A fraudster has been discovered responsible of conning a council out of £710,000 by claiming Covid reduction for chains of Greggs bakeries he didn’t personal.
Aftab Baig, of Paisley Street West in Glasgow, pretended to work on the common excessive avenue bakery to make fraudulent grant claims in opposition to 32 branches – regardless of having no hyperlinks to the enterprise in any respect.
The 47-year-old claimed reduction from the small enterprise grant fund, designed to maintain small companies afloat in the course of the Covid lockdown, to be paid into his enterprise account for his personal catering enterprise.
Baig contacted Leeds Metropolis Council in Might 2020 pretending to be a property supervisor at Greggs head workplace asking for enterprise charges numbers for Leeds branches – particulars which he claimed he couldn’t entry himself attributable to lockdown – so he may apply for the fund.
When the council realised the claims had been fraudulent they froze his account and Baig was arrested in Glasgow two months later. Whereas many of the cash was later returned to the council, greater than £90,000 was left excellent.
National Crime Agency officers discovered £16,000 in money at his home alongside cast remittance slips which officers believed he was planning to make use of to try to persuade the financial institution to return the frozen cash.
Baig was discovered responsible of three counts of fraud on 12 February following a trial at Leeds Crown Courtroom.

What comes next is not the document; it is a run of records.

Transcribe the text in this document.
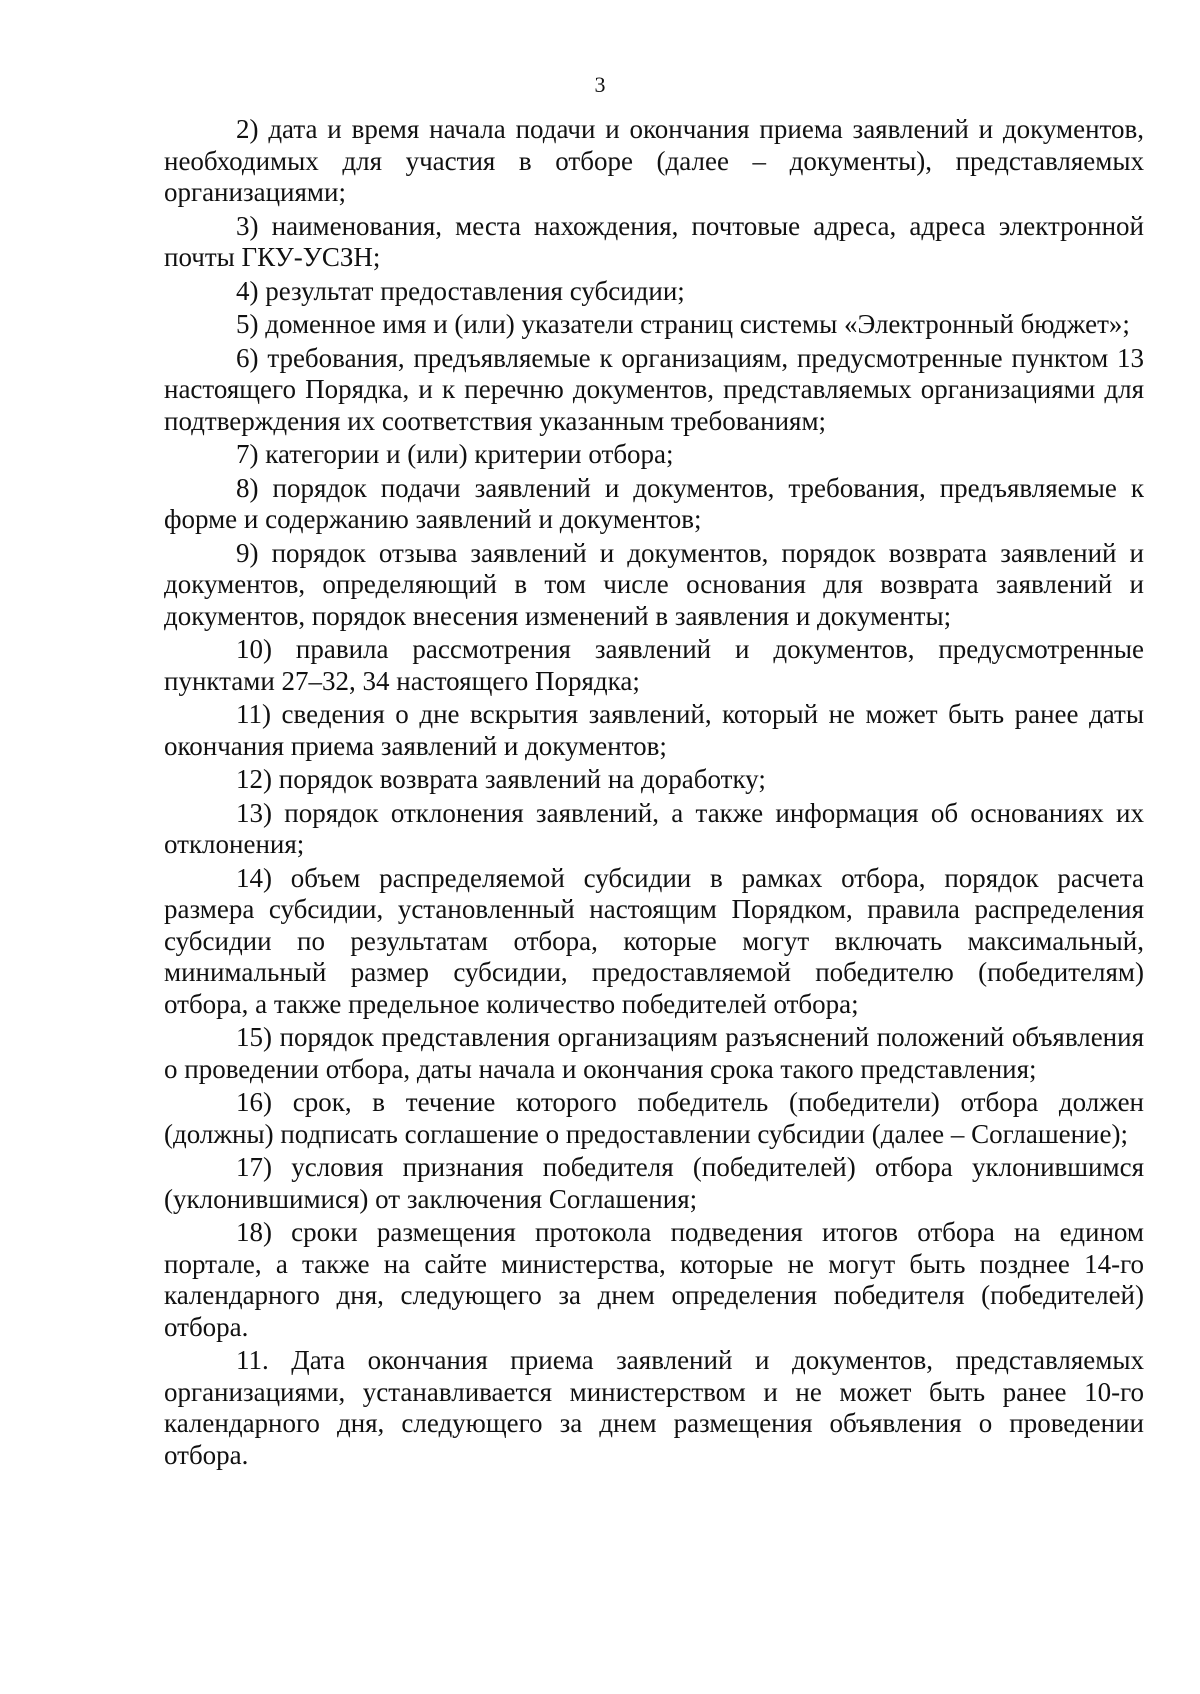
3

2) дата и время начала подачи и окончания приема заявлений и документов, необходимых для участия в отборе (далее – документы), представляемых организациями;

3) наименования, места нахождения, почтовые адреса, адреса электронной почты ГКУ-УСЗН;

4) результат предоставления субсидии;

5) доменное имя и (или) указатели страниц системы «Электронный бюджет»;

6) требования, предъявляемые к организациям, предусмотренные пунктом 13 настоящего Порядка, и к перечню документов, представляемых организациями для подтверждения их соответствия указанным требованиям;

7) категории и (или) критерии отбора;

8) порядок подачи заявлений и документов, требования, предъявляемые к форме и содержанию заявлений и документов;

9) порядок отзыва заявлений и документов, порядок возврата заявлений и документов, определяющий в том числе основания для возврата заявлений и документов, порядок внесения изменений в заявления и документы;

10) правила рассмотрения заявлений и документов, предусмотренные пунктами 27–32, 34 настоящего Порядка;

11) сведения о дне вскрытия заявлений, который не может быть ранее даты окончания приема заявлений и документов;

12) порядок возврата заявлений на доработку;

13) порядок отклонения заявлений, а также информация об основаниях их отклонения;

14) объем распределяемой субсидии в рамках отбора, порядок расчета размера субсидии, установленный настоящим Порядком, правила распределения субсидии по результатам отбора, которые могут включать максимальный, минимальный размер субсидии, предоставляемой победителю (победителям) отбора, а также предельное количество победителей отбора;

15) порядок представления организациям разъяснений положений объявления о проведении отбора, даты начала и окончания срока такого представления;

16) срок, в течение которого победитель (победители) отбора должен (должны) подписать соглашение о предоставлении субсидии (далее – Соглашение);

17) условия признания победителя (победителей) отбора уклонившимся (уклонившимися) от заключения Соглашения;

18) сроки размещения протокола подведения итогов отбора на едином портале, а также на сайте министерства, которые не могут быть позднее 14-го календарного дня, следующего за днем определения победителя (победителей) отбора.

11. Дата окончания приема заявлений и документов, представляемых организациями, устанавливается министерством и не может быть ранее 10-го календарного дня, следующего за днем размещения объявления о проведении отбора.
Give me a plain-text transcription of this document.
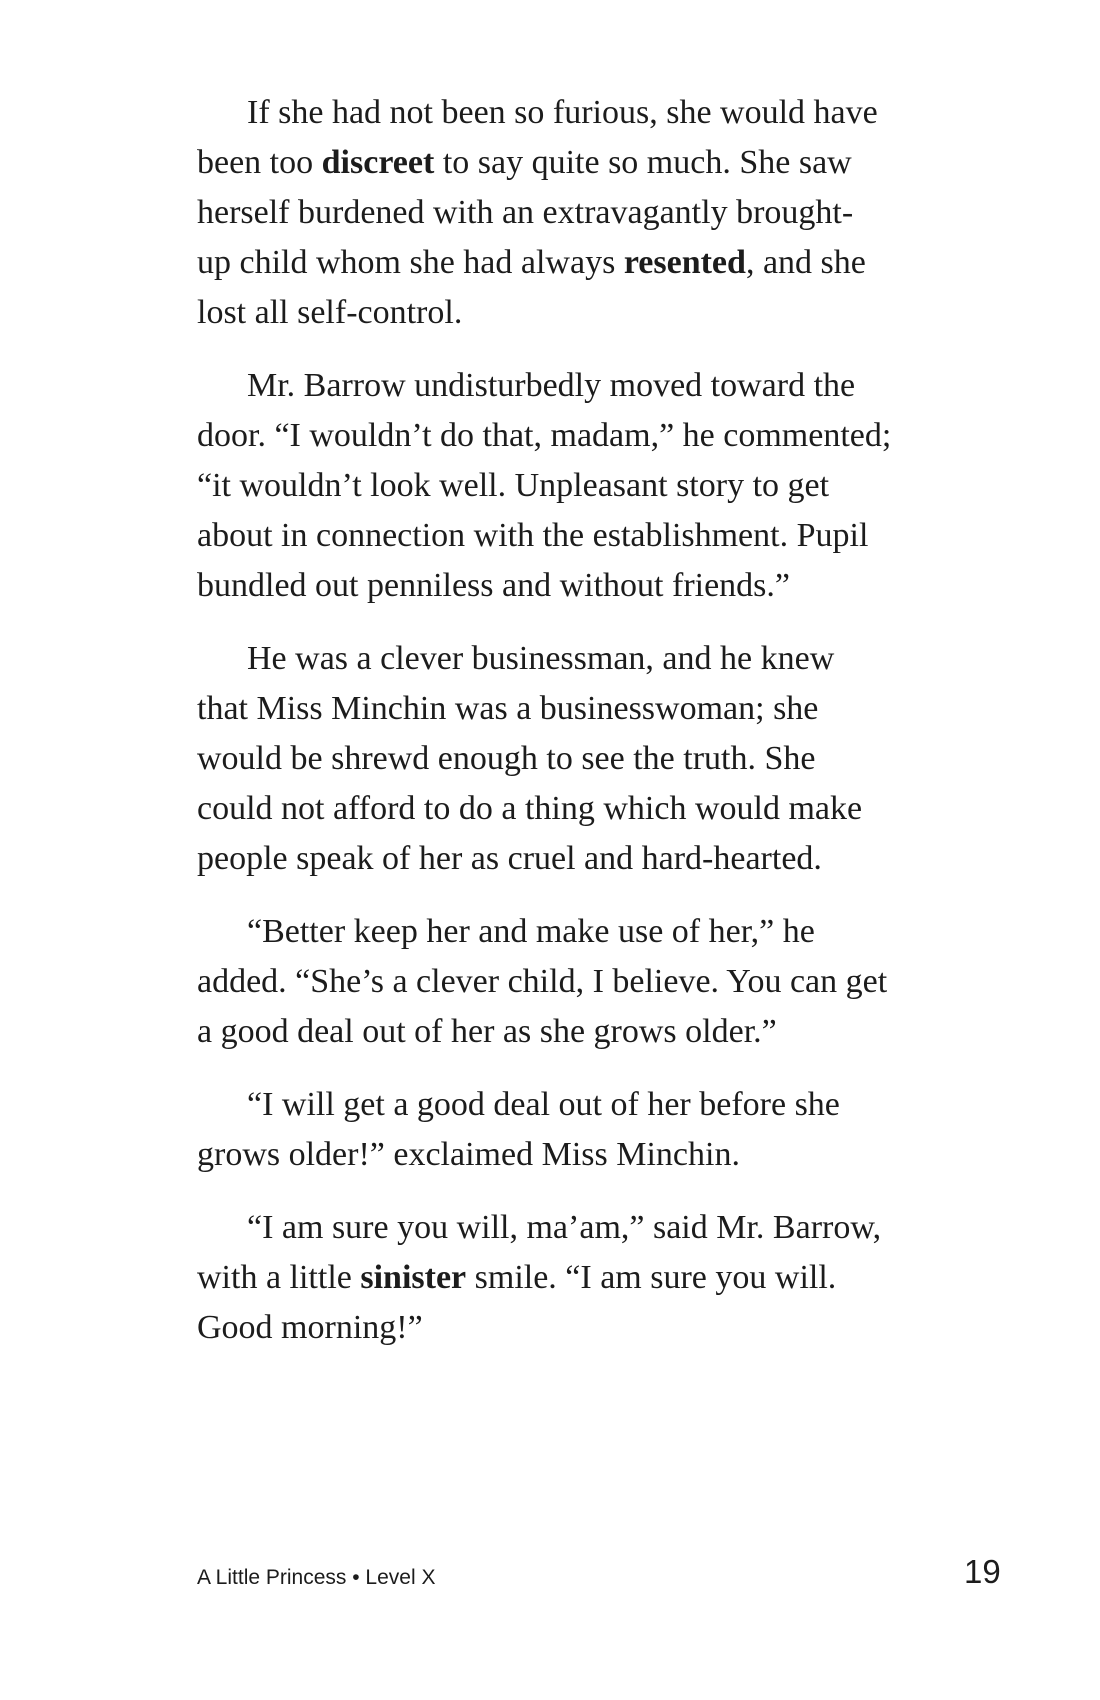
If she had not been so furious, she would have
been too discreet to say quite so much. She saw
herself burdened with an extravagantly brought-
up child whom she had always resented, and she
lost all self-control.

Mr. Barrow undisturbedly moved toward the
door. “I wouldn’t do that, madam,” he commented;
“it wouldn’t look well. Unpleasant story to get
about in connection with the establishment. Pupil
bundled out penniless and without friends.”

He was a clever businessman, and he knew
that Miss Minchin was a businesswoman; she
would be shrewd enough to see the truth. She
could not afford to do a thing which would make
people speak of her as cruel and hard-hearted.

“Better keep her and make use of her,” he
added. “She’s a clever child, I believe. You can get
a good deal out of her as she grows older.”

“I will get a good deal out of her before she
grows older!” exclaimed Miss Minchin.

“I am sure you will, ma’am,” said Mr. Barrow,
with a little sinister smile. “I am sure you will.
Good morning!”

A Little Princess • Level X	19
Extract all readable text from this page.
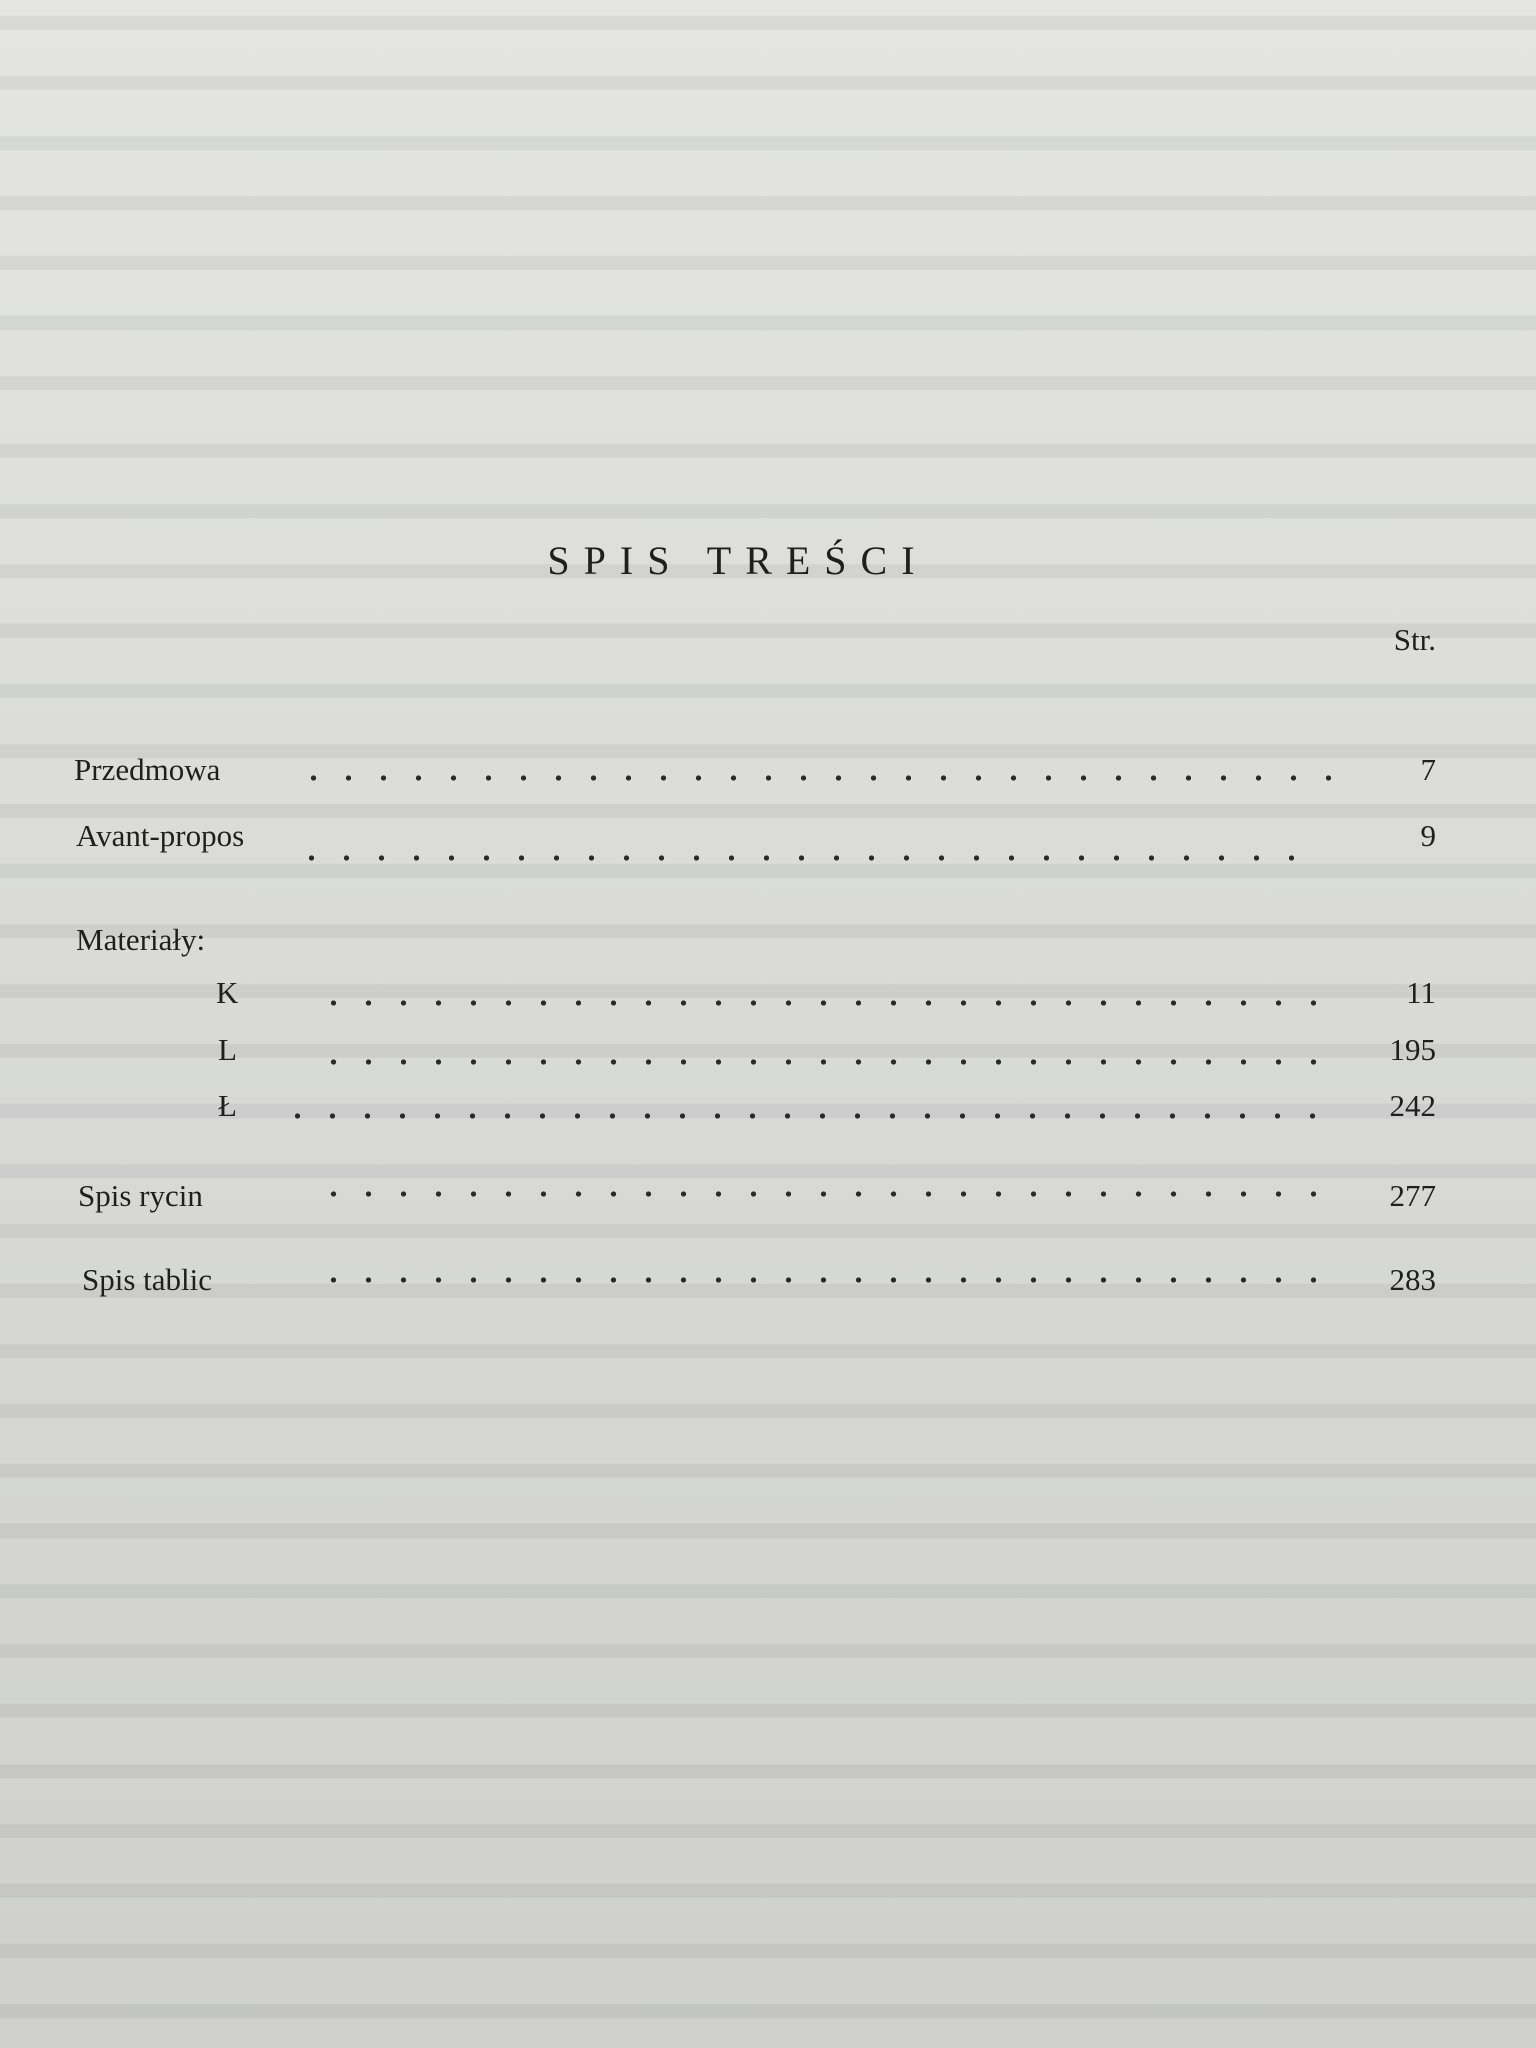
SPIS TREŚCI
Str.
Przedmowa	7
Avant-propos	9
Materiały:
K	11
L	195
Ł	242
Spis rycin	277
Spis tablic	283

After the conviction, Kelly Ward from the Crown Prosecution Service stated: “Baig took benefit of the tough circumstances of the pandemic in 2020 to defraud the council out of taxpayers cash.
“Those that cheat the general public purse are stealing funds which ought to rightly go in the direction of companies and the group, or on this case in the direction of supporting small companies by a particularly difficult time.
“We can be beginning proceedings to get well any belongings ensuing from this criminality.”